Note that even if the temperature logs were still available, it is not obvious how they could lead to a correction that goes beyond the gas gain binning in time that was eventually settled on. The variations lead to gain and loss of information that cannot easily be corrected for without introducing potential biases, especially because the temperature sensor on the bottom side of the Septemboard does not yield an absolute temperature inside the amplification region anyway. While theoretically a fit correlating temperature to energy calibration factors is thinkable it is not clear it would improve the calibration over using gas gains binned in time, as the gas gain is the physical result of temperature changes. The only interesting aspect of it would be potentially higher time resolution than the time binning required to have good statistics for a gas gain. Further, temperature changes are not expected to usually occur on time scales much shorter than of the order of one hour, if they are due to ambient temperature changes. Still, it could be an interesting avenue to explore by experimenting with the available slow control log information on the ambient temperature as a proxy for the temperature in the amplification region (same as the Septemboard temperature sensors, but just with a larger offset and lack of detail regarding local temperature changes due to water cooling related variations).

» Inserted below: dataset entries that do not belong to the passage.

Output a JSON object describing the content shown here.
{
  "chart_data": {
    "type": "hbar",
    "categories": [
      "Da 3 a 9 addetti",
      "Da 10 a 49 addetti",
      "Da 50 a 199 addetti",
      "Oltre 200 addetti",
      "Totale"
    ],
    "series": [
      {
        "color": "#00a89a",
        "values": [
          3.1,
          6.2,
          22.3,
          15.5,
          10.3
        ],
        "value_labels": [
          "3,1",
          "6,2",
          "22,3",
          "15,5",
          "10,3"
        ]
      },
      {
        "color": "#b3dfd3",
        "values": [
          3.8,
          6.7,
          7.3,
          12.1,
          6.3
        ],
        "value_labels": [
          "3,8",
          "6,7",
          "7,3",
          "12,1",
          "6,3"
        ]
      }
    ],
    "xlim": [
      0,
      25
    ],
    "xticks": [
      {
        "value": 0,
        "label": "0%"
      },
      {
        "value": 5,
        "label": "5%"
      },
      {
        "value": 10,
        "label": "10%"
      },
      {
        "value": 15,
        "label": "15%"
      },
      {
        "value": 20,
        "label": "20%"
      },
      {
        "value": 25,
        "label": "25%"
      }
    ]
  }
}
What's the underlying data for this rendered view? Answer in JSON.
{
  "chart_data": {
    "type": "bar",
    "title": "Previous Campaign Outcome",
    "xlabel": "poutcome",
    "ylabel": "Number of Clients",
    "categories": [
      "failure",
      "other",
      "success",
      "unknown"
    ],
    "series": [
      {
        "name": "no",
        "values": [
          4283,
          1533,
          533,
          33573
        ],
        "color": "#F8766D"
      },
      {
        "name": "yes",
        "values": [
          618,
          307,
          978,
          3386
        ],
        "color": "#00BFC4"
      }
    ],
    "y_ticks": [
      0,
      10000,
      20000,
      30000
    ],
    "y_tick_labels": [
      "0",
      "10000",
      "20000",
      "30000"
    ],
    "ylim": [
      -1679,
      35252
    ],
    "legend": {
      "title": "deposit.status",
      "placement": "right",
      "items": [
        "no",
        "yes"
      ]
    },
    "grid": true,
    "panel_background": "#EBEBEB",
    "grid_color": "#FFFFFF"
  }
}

11.2.2.2. Further thoughts about variability extended

What if (put on my crackpot helmet): At lower temperatures gas diffusion is less efficient. This might lead to stronger effects of "over pressure" / less gas cycling between below and above the grid. This could increase the pressure below the grid as it is further away from an open system in a thermodynamic sense. The higher the temperature the more flow via diffusion exchanges gas below and above the grid, bringing the detector closer to desired 1050 mbar operating window. Yeah right lol.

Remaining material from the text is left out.